Die Folge von all dem ist, wie gesagt, dass man sich für den anderskulturellen Menschen oder für die andere Kultur eigentlich gar nicht interessiert. Dabei wäre das doch eigentlich die Voraussetzung für eine wirkliche interkulturelle Kommunikation. Für eine solche aber wäre es notwendig, dass wir selbst als Individuen uns als unwissend und inkompetent präsentieren dürfen (denn nur der Wissensbedürftige wird etwas erfahren) und dass wir uns mit Wissensinhalten beschäftigen, nicht um bloß Probleme mit ihnen zu lösen, sondern einfach deshalb, weil sie interessant sind.

Zu beidem (und noch zu mehr dergleichen) fehlen in unserer Gesellschaft einfach die Voraussetzungen. Die Fachleute der Interkulturellen Kommunikation tragen daher auch nicht wirklich die Schuld an der Verfassung des Fachs. Wir leben eben in einer Gesellschaft, welche aufgrund der Dominanz des ökonomischen Prinzips und des Wettbewerbs auf dem Arbeitsmarkt, dem alle Individuen unterworfen sind, interkulturelle Kommunikation grundsätzlich nicht zulässt. Damit interkulturelle Kommunikation möglich werden könnte, müssten zuerst andere Faktoren wie die Bedeutung von ökonomischem Erfolg und wissenschaftlich/technischem Fortschritt zurückgedrängt werden, welche die Möglichkeit zur interkulturellen Kommunikation unterdrücken und verdrängen.
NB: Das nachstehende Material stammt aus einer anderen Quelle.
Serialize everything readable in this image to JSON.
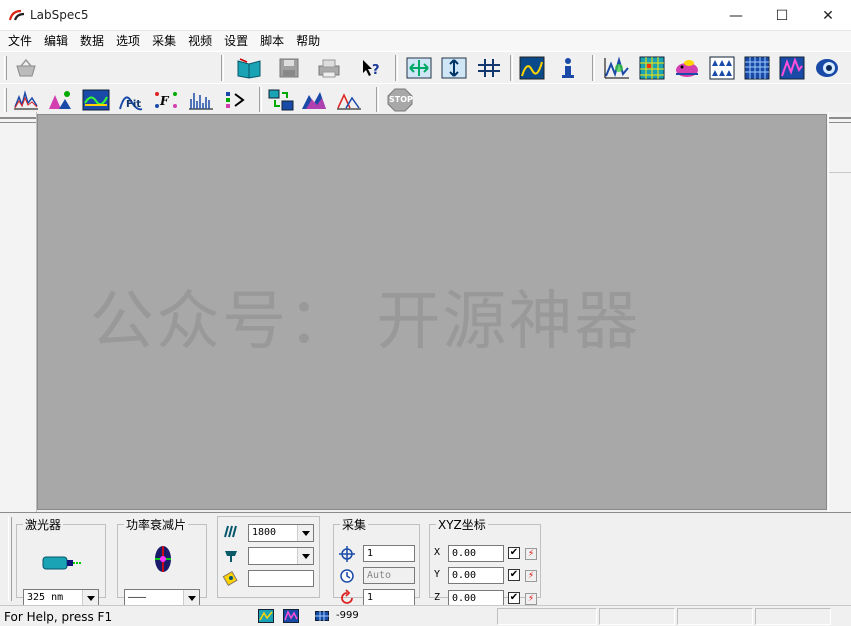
{
  "window": {
    "title": "LabSpec5",
    "minimize_glyph": "—",
    "maximize_glyph": "☐",
    "close_glyph": "✕"
  },
  "menu": [
    "文件",
    "编辑",
    "数据",
    "选项",
    "采集",
    "视频",
    "设置",
    "脚本",
    "帮助"
  ],
  "toolbar1_icons": [
    "basket-icon",
    "open-book-icon",
    "save-disk-icon",
    "print-icon",
    "whats-this-help-icon",
    "fit-arrows-icon",
    "vertical-arrows-icon",
    "cross-cursor-icon",
    "spectrum-map-icon",
    "info-icon",
    "peak-fit-icon",
    "grid-map-icon",
    "pig-icon",
    "triangles-grid-icon",
    "blue-grid-icon",
    "spectrum-bars-icon",
    "camera-lens-icon"
  ],
  "toolbar2_icons": [
    "spectrum-icon",
    "peaks-icon",
    "baseline-icon",
    "fit-icon",
    "fx-icon",
    "multi-peak-icon",
    "export-icon",
    "data-transfer-icon",
    "3d-plot-icon",
    "overlay-icon",
    "stop-icon"
  ],
  "stop_label": "STOP",
  "watermark": "公众号： 开源神器",
  "panels": {
    "laser": {
      "legend": "激光器",
      "value": "325  nm"
    },
    "filter": {
      "legend": "功率衰减片",
      "value": "———"
    },
    "grating": {
      "value": "1800",
      "combo2": "",
      "field3": ""
    },
    "acquisition": {
      "legend": "采集",
      "count": "1",
      "time": "Auto",
      "accum": "1"
    },
    "xyz": {
      "legend": "XYZ坐标",
      "rows": [
        {
          "axis": "X",
          "value": "0.00",
          "checked": "✔",
          "go": "⚡"
        },
        {
          "axis": "Y",
          "value": "0.00",
          "checked": "✔",
          "go": "⚡"
        },
        {
          "axis": "Z",
          "value": "0.00",
          "checked": "✔",
          "go": "⚡"
        }
      ]
    }
  },
  "status": {
    "help": "For Help, press F1",
    "value": "-999"
  },
  "colors": {
    "canvas": "#a8a8a8",
    "accent_blue": "#1e6ad6",
    "accent_teal": "#0aa0a0"
  }
}
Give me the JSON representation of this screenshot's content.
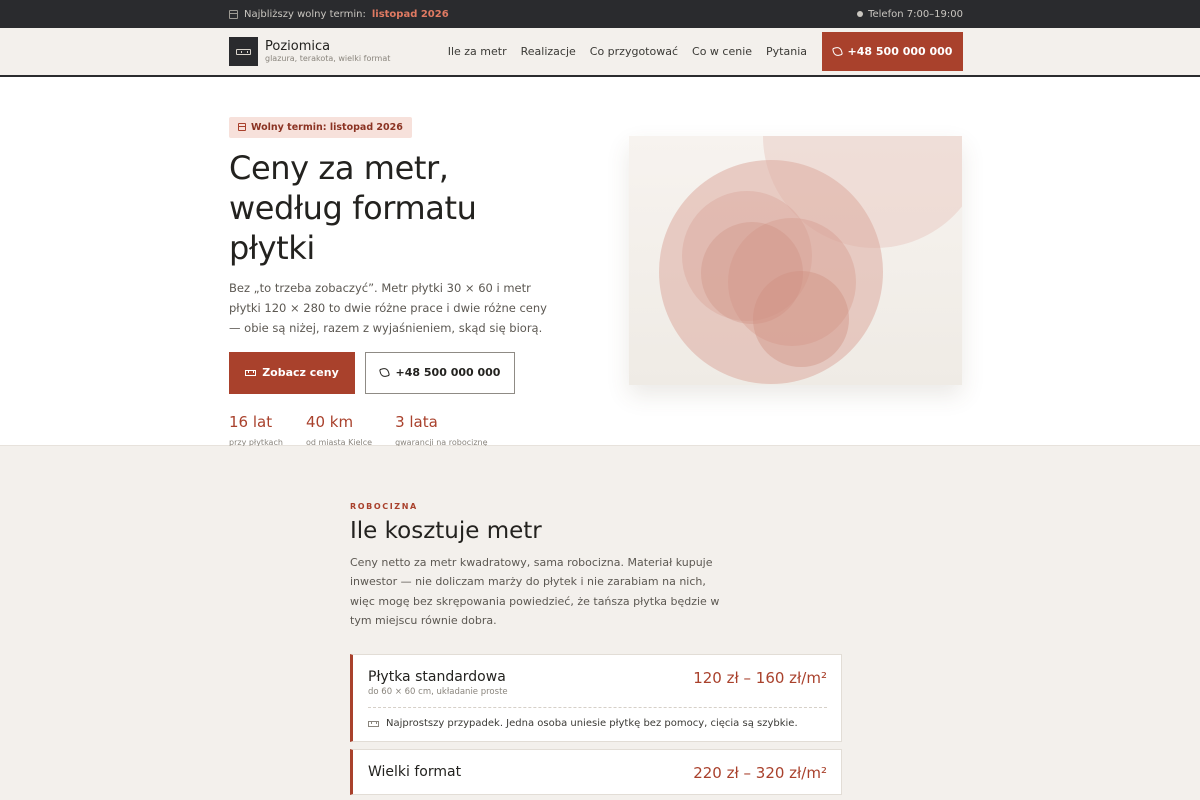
{
  "topbar": {
    "next_term_label": "Najbliższy wolny termin:",
    "next_term_value": "listopad 2026",
    "phone_hours": "Telefon 7:00–19:00"
  },
  "brand": {
    "name": "Poziomica",
    "tagline": "glazura, terakota, wielki format"
  },
  "nav": {
    "items": [
      "Ile za metr",
      "Realizacje",
      "Co przygotować",
      "Co w cenie",
      "Pytania"
    ],
    "cta_phone": "+48 500 000 000"
  },
  "hero": {
    "badge": "Wolny termin: listopad 2026",
    "title": "Ceny za metr, według formatu płytki",
    "lead": "Bez „to trzeba zobaczyć”. Metr płytki 30 × 60 i metr płytki 120 × 280 to dwie różne prace i dwie różne ceny — obie są niżej, razem z wyjaśnieniem, skąd się biorą.",
    "primary_button": "Zobacz ceny",
    "secondary_button": "+48 500 000 000",
    "stats": [
      {
        "value": "16 lat",
        "label": "przy płytkach"
      },
      {
        "value": "40 km",
        "label": "od miasta Kielce"
      },
      {
        "value": "3 lata",
        "label": "gwarancji na robociznę"
      }
    ]
  },
  "pricing": {
    "eyebrow": "ROBOCIZNA",
    "title": "Ile kosztuje metr",
    "lead": "Ceny netto za metr kwadratowy, sama robocizna. Materiał kupuje inwestor — nie doliczam marży do płytek i nie zarabiam na nich, więc mogę bez skrępowania powiedzieć, że tańsza płytka będzie w tym miejscu równie dobra.",
    "cards": [
      {
        "name": "Płytka standardowa",
        "sub": "do 60 × 60 cm, układanie proste",
        "price": "120 zł – 160 zł/m²",
        "note": "Najprostszy przypadek. Jedna osoba uniesie płytkę bez pomocy, cięcia są szybkie."
      },
      {
        "name": "Wielki format",
        "sub": "",
        "price": "220 zł – 320 zł/m²",
        "note": ""
      }
    ]
  },
  "colors": {
    "accent": "#a9412c",
    "dark": "#2a2b2e",
    "section_bg": "#f3f0ec",
    "badge_bg": "#f7e1db"
  }
}
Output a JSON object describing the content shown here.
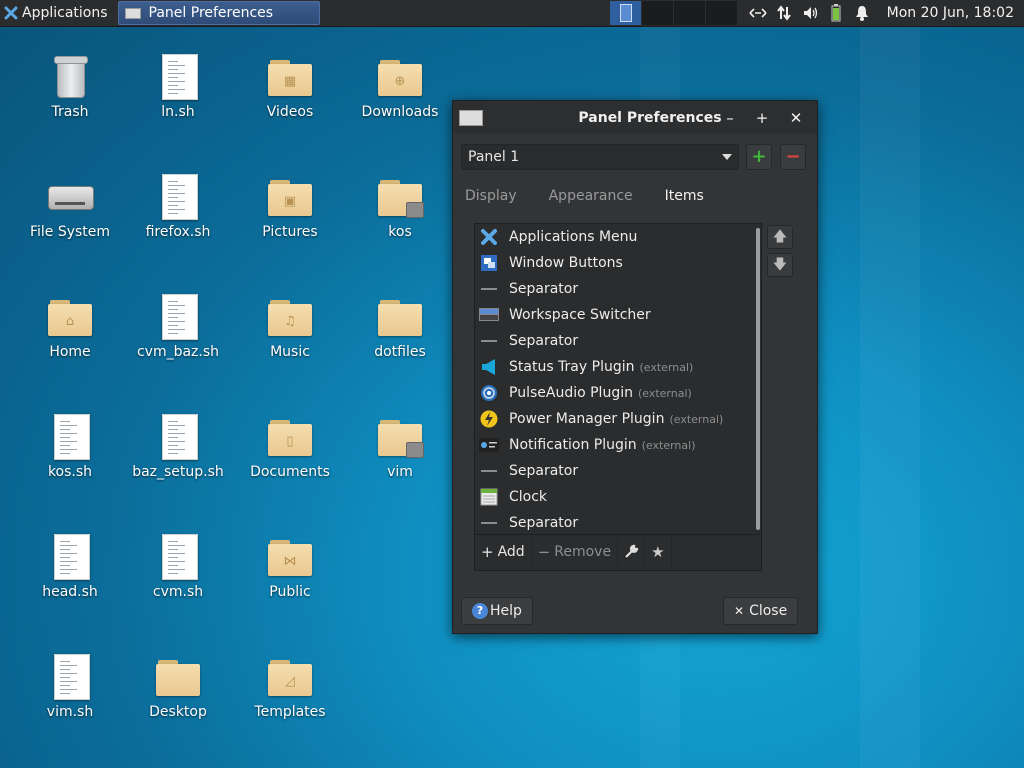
{
  "panel": {
    "applications_label": "Applications",
    "task_title": "Panel Preferences",
    "clock": "Mon 20 Jun, 18:02",
    "tray_icons": [
      "network-arrows-icon",
      "transfer-icon",
      "volume-icon",
      "battery-icon",
      "bell-icon"
    ]
  },
  "desktop": {
    "icons": [
      {
        "label": "Trash",
        "icon": "trash-icon"
      },
      {
        "label": "ln.sh",
        "icon": "script-icon"
      },
      {
        "label": "Videos",
        "icon": "folder-videos-icon"
      },
      {
        "label": "Downloads",
        "icon": "folder-downloads-icon"
      },
      {
        "label": "File System",
        "icon": "drive-icon"
      },
      {
        "label": "firefox.sh",
        "icon": "script-icon"
      },
      {
        "label": "Pictures",
        "icon": "folder-pictures-icon"
      },
      {
        "label": "kos",
        "icon": "folder-locked-icon"
      },
      {
        "label": "Home",
        "icon": "folder-home-icon"
      },
      {
        "label": "cvm_baz.sh",
        "icon": "script-icon"
      },
      {
        "label": "Music",
        "icon": "folder-music-icon"
      },
      {
        "label": "dotfiles",
        "icon": "folder-icon"
      },
      {
        "label": "kos.sh",
        "icon": "script-icon"
      },
      {
        "label": "baz_setup.sh",
        "icon": "script-icon"
      },
      {
        "label": "Documents",
        "icon": "folder-documents-icon"
      },
      {
        "label": "vim",
        "icon": "folder-locked-icon"
      },
      {
        "label": "head.sh",
        "icon": "script-icon"
      },
      {
        "label": "cvm.sh",
        "icon": "script-icon"
      },
      {
        "label": "Public",
        "icon": "folder-public-icon"
      },
      {
        "label": "vim.sh",
        "icon": "script-icon"
      },
      {
        "label": "Desktop",
        "icon": "folder-icon"
      },
      {
        "label": "Templates",
        "icon": "folder-templates-icon"
      }
    ]
  },
  "dialog": {
    "title": "Panel Preferences",
    "panel_select": "Panel 1",
    "tabs": [
      "Display",
      "Appearance",
      "Items"
    ],
    "active_tab": "Items",
    "items": [
      {
        "label": "Applications Menu",
        "icon": "xfce-logo-icon",
        "external": ""
      },
      {
        "label": "Window Buttons",
        "icon": "windows-icon",
        "external": ""
      },
      {
        "label": "Separator",
        "icon": "separator-icon",
        "external": ""
      },
      {
        "label": "Workspace Switcher",
        "icon": "workspace-icon",
        "external": ""
      },
      {
        "label": "Separator",
        "icon": "separator-icon",
        "external": ""
      },
      {
        "label": "Status Tray Plugin",
        "icon": "megaphone-icon",
        "external": "(external)"
      },
      {
        "label": "PulseAudio Plugin",
        "icon": "speaker-icon",
        "external": "(external)"
      },
      {
        "label": "Power Manager Plugin",
        "icon": "lightning-icon",
        "external": "(external)"
      },
      {
        "label": "Notification Plugin",
        "icon": "notification-icon",
        "external": "(external)"
      },
      {
        "label": "Separator",
        "icon": "separator-icon",
        "external": ""
      },
      {
        "label": "Clock",
        "icon": "calendar-icon",
        "external": ""
      },
      {
        "label": "Separator",
        "icon": "separator-icon",
        "external": ""
      }
    ],
    "add_label": "Add",
    "remove_label": "Remove",
    "help_label": "Help",
    "close_label": "Close",
    "colors": {
      "accent": "#4a86d8",
      "add_green": "#3fb73f",
      "remove_red": "#e04343"
    }
  }
}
Anders gesagt, wenn man interkulturelle Kommunikation wollte, dann müsste man für sie (auf gesellschaftlicher Ebene) zuerst einen Raum schaffen, in dem sie sein/existieren dürfte. Das ist aber nur möglich, wenn man sie selbst als Wert anerkennt. Nicht aber, wenn man sie nur als dienende Disziplin konzipiert, die dazu gut ist, beim Lösen von Problemen anderer Disziplinen/Fächer (Wirtschaft, Politik, etc.) zu helfen. Solange das nicht geschieht, wird Interkulturelle Kommunikation immer nur Ökonomie, Politik, Verwaltungslehre, Erziehungswissenschaft etc. sein (wessen Fach auch immer Probleme man mit ihr lösen will), aber sie wird nie interkulturelle Kommunikation sein.

So kommt es, dass man in der Interkulturellen Kommunikation keine interkulturelle Kommunikation findet.